Y tienen, ellas, olor a sí mismas.
–Así fue. Así es. Así será. Pero, ¿por qué?
¿Por qué ni de noche a ellas se les apaga el sol?
–Porque saben, ellas, pensar con el instinto.
Porque tienen, ellas, el optimismo de la memoria.
Porque ¡ya basta de acusar a la piedra, de la pedrada!
–Porque cuando llegue el momento de rajarle el vientre al Apocalipsis
(ese momento llegará, llegará…), ellas, justamente ellas,
serán las que hagan, hondísimo, el tajo.
No les temblará el pulso.
Y después del tajo, ellas, desde muy adentro,
le arrancarán una aurora, al Apocalipsis.
–Entonces, acunarán al nuevo día,
le arrimarán el pezón y le darán de mamar.
Y la Vida no tendrá más remedio que continuar,
por ellas, ¡las del vientre!
por ellas, ¡esposas de la Vida!
por ellas, ¡mujeres de la Vida!
–Permiso, Memoria. Permiso, Conciencia.
¿Qué quedaría de nosotros si Ellas,
las Madres Abuelas, no hubieran existido?
¿Qué quedaría de nosotros si Ellas
no hubieran salido a alumbrar la más eterna de las noches?
¿Qué hubiera sido de nosotros? ¿Qué?
¿Estaríamos de pie?
¿Estaríamos en cuatro patas?
¿Estaríamos?
–Sin ellas, los puntos cardinales
no serían cuatro ni tres ni dos ni uno, ni nada.

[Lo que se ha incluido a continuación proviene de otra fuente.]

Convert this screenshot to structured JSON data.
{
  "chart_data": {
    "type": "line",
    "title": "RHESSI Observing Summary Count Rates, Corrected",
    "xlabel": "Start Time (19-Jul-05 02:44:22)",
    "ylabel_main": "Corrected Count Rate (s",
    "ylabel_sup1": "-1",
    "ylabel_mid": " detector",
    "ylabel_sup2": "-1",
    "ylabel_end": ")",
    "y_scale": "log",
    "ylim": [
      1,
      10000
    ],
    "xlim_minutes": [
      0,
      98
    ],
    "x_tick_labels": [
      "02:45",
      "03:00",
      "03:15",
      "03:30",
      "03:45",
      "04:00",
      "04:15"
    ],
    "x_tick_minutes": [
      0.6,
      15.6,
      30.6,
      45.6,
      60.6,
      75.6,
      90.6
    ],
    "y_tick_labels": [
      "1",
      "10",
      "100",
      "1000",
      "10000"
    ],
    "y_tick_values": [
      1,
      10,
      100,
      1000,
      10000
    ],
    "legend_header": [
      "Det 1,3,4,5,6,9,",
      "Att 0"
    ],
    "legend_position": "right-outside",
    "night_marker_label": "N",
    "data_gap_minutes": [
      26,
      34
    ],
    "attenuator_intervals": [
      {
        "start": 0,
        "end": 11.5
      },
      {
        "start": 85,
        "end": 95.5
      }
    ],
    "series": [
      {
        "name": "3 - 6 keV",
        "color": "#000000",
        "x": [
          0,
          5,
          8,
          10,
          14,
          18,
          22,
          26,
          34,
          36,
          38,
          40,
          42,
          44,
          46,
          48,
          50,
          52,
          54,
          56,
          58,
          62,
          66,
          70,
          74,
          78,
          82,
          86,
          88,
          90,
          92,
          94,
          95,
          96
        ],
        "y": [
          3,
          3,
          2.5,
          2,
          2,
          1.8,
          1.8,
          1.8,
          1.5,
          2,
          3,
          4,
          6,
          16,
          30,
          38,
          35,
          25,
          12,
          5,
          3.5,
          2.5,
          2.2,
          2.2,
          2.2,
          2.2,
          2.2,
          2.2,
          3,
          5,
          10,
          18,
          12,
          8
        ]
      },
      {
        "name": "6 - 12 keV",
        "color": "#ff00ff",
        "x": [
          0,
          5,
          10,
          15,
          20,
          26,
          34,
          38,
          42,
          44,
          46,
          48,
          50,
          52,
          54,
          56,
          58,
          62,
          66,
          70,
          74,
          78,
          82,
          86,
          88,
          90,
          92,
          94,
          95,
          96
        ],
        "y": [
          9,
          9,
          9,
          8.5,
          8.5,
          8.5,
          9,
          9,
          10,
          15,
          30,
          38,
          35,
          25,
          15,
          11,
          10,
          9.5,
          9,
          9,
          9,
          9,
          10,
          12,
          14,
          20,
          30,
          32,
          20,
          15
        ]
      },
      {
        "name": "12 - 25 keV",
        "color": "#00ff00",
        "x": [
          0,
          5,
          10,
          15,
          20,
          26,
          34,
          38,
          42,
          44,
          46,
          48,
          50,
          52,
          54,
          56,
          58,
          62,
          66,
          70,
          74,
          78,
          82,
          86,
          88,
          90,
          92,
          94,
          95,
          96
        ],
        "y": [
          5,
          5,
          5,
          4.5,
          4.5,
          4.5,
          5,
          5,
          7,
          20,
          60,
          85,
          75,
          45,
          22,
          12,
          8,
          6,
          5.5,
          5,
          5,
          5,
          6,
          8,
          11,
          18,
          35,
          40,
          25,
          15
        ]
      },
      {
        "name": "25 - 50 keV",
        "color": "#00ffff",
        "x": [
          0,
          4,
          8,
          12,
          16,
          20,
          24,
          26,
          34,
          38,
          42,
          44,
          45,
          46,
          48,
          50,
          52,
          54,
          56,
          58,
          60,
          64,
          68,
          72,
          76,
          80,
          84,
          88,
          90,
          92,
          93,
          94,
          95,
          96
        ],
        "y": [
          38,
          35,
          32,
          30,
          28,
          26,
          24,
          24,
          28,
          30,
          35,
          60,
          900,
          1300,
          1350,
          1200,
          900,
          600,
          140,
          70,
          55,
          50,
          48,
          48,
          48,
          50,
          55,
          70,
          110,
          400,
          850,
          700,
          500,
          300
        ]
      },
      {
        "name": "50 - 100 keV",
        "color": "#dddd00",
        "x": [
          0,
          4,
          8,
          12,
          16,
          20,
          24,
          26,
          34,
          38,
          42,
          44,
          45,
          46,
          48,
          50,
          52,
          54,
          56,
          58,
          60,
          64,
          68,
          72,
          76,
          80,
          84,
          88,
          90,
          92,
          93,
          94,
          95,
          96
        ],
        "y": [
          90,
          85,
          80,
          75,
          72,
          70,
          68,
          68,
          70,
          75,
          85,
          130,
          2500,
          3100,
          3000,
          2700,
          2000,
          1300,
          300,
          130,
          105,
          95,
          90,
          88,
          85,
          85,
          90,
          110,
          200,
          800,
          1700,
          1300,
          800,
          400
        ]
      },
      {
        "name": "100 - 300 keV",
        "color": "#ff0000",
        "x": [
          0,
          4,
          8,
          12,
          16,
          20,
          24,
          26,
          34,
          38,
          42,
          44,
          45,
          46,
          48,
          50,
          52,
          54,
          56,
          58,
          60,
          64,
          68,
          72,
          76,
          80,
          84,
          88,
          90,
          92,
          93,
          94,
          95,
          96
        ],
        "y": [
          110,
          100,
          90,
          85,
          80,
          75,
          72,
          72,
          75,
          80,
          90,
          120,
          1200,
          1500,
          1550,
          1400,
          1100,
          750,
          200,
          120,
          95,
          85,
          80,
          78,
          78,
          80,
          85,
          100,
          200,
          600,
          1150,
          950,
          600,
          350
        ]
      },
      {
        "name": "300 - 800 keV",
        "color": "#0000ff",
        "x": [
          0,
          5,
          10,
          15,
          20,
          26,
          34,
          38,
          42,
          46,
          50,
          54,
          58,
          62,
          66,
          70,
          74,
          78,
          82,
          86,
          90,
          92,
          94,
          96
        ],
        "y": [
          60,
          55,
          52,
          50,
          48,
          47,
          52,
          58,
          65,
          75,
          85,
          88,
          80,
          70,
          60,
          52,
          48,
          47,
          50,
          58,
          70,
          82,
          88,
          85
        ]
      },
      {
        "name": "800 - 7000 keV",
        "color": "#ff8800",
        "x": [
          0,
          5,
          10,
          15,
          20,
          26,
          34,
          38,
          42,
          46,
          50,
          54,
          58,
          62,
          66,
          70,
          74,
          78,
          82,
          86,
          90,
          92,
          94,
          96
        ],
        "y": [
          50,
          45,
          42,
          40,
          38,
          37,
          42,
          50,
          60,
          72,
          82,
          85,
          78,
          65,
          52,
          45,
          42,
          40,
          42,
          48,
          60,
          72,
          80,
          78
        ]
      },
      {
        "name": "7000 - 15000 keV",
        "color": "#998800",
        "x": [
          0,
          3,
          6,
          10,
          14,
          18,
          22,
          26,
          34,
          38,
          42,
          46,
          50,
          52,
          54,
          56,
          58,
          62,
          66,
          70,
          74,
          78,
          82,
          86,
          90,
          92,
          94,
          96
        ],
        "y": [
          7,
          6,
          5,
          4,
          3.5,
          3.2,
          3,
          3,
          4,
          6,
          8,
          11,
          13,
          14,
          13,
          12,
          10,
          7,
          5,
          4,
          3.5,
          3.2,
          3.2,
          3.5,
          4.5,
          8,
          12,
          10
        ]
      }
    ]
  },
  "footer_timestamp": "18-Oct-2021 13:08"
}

Sin ellas, esta olvidadiza patria idolatrada,
sería un definitivo agujero con forma de mapa.
Sin ellas, de tanto tocar y tocar y tocar fondo, ¡hubiéramos desfondado el abismo!!!
–Pero ellas, porfiadas, tercas, pertinaces, ¡aquí están!
Siempre codo a codo con el sol.
Buscando buscando buscando.
Desde el insomnio dando a luz, dando luz.
Deletreando las tinieblas.
Redimiendo la placenta.
Y sembrando sembrando,
sembrando aún en el desolado abismo.